Print Page - how to check active license checkouts

QuantumATK => Installation and License Questions => Topic started by: esp on September 15, 2012, 05:53

Title: how to check active license checkouts
Post by: esp on September 15, 2012, 05:53

we have a license which allows N masters and M slaves ... how can I check at any given time how many are being used, and how can I specify how many of each to use on a particular job?

Title: Re: how to check active license checkouts
Post by: Anders Blom on September 15, 2012, 06:06

For the first part: "lmxendutil -licstat" on a machine configured to reach the license server.

For the second, a job running "mpiexec -n N" consumes 1 master licenses and N-1 slaves.

Title: Re: how to check active license checkouts
Post by: esp on September 15, 2012, 06:12

actually i run using:
mpirun -machinefile $PBS_NODEFILE -np $n_proc
I imagine mpirun has similar functionality, i will take a look

Title: Re: how to check active license checkouts
Post by: esp on September 15, 2012, 06:15

the first part never seems to work .. although i have a job running right now actually, i have a machine using an ssh tunnel to point to the license server ... when i try this command, it shows me expired trial license information ... that is not correct .. there is in fact a real license being used, but i am not sure how to do the licstat on it since i am using the tunnel ... are there more options i can use when running licstat to indicate where the license server is?

Title: Re: how to check active license checkouts
Post by: Anders Blom on September 15, 2012, 06:16

mpirun is a softlink to mpiexec on most installations :)

Title: Re: how to check active license checkouts
Post by: Anders Blom on September 15, 2012, 06:17

A trivial solution is to run lmxendutil on the license server or the cluster at MSI, I assume you can ssh to that.

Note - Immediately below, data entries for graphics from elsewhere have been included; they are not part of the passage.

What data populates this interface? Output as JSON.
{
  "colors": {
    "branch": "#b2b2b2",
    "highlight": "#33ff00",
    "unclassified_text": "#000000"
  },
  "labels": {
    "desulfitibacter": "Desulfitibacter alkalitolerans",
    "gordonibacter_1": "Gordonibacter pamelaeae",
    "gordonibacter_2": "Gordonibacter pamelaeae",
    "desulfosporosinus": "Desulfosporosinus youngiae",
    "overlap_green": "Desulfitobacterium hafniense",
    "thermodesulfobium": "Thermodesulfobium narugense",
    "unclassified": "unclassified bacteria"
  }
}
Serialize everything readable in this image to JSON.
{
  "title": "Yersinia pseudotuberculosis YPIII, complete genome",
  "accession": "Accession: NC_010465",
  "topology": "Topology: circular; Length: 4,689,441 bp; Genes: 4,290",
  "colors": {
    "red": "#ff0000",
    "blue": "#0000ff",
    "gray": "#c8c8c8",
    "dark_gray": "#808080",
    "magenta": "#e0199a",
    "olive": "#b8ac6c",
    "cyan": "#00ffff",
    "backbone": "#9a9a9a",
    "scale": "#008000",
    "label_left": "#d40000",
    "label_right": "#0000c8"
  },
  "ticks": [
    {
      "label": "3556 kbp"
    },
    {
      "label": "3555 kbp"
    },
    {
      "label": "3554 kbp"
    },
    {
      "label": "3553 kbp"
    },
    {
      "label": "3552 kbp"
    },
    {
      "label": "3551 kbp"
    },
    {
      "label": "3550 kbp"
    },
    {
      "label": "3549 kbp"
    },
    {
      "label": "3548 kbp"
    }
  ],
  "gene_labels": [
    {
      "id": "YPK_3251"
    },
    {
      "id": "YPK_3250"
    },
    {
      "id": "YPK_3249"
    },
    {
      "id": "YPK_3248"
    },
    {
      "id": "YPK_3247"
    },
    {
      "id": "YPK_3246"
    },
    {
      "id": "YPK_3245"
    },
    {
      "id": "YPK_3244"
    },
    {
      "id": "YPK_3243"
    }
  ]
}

Otherwise the command uses the same information as when you run ATK, i.e. you can set QUANTUM_LICENSE_PATH the same way.

Title: Re: how to check active license checkouts
Post by: esp on September 15, 2012, 06:46

is this sentence above correct?
"For the second, a job running "mpiexec -n N" consumes 1 master licenses and N-1 slaves."

should it be n master?

Title: Re: how to check active license checkouts
Post by: Anders Blom on September 15, 2012, 07:10

Not at all. Each running job needs 1 master, then an additional slave license for each additional MPI process.

Title: Re: how to check active license checkouts
Post by: esp on September 15, 2012, 07:12

ok about number of master/slave nodes, something is still not clear, i apologize ..

the way the msi system explain, for example, i can specify as below:
#PBS -l walltime=24:00:00,pmem=4000mb,nodes=8:ppn=8

then i can run as:
mpirun -machinefile $PBS_NODEFILE -np $n_proc ...

but the way they explain n_proc should be 64, the number of cores, not 8x2=16 which is what you told me before .. we know each node is a 2 processor quad core system, so there are 8 cores per node .. you said previously i should then specify n_proc as # nodes x 2, .. but the way they explain is # nodes x # cores in their example scripts .. so question 1 is, is this particular for how atk works, or is n_proc=#cores correct?

Second question is, if i run as above, where n_proc = 64, with 8 nodes, .. how many are master and how many are slave? our license allows 3 masters, so should i assume it is using all 3? i looked up a page on mpirun and i found this:

http://www.mcs.anl.gov/research/projects/mpi/mpich1-old/docs/mpichman-globus2/node122.htm

there I only see 2 options which seems to be applicable:
-np <np>
   specify the number of processors to run on
-nodes <nodes>
   specify the number of nodes to run on (for SMP systems,
   currently only ch_mpl device supports this)

Still though if i use these options, it does not tell me how many master and slave, and also the description above says -np should be the number of processors, and the MSI documentation here: (https://www.msi.umn.edu/hpc/itasca/quickstart) shows that -np is the number of cores, not processors ...

I am confused ..

Basically what i want is to run with as much power as possible, but leaving 1 master node available for my collegue who is also using the license ...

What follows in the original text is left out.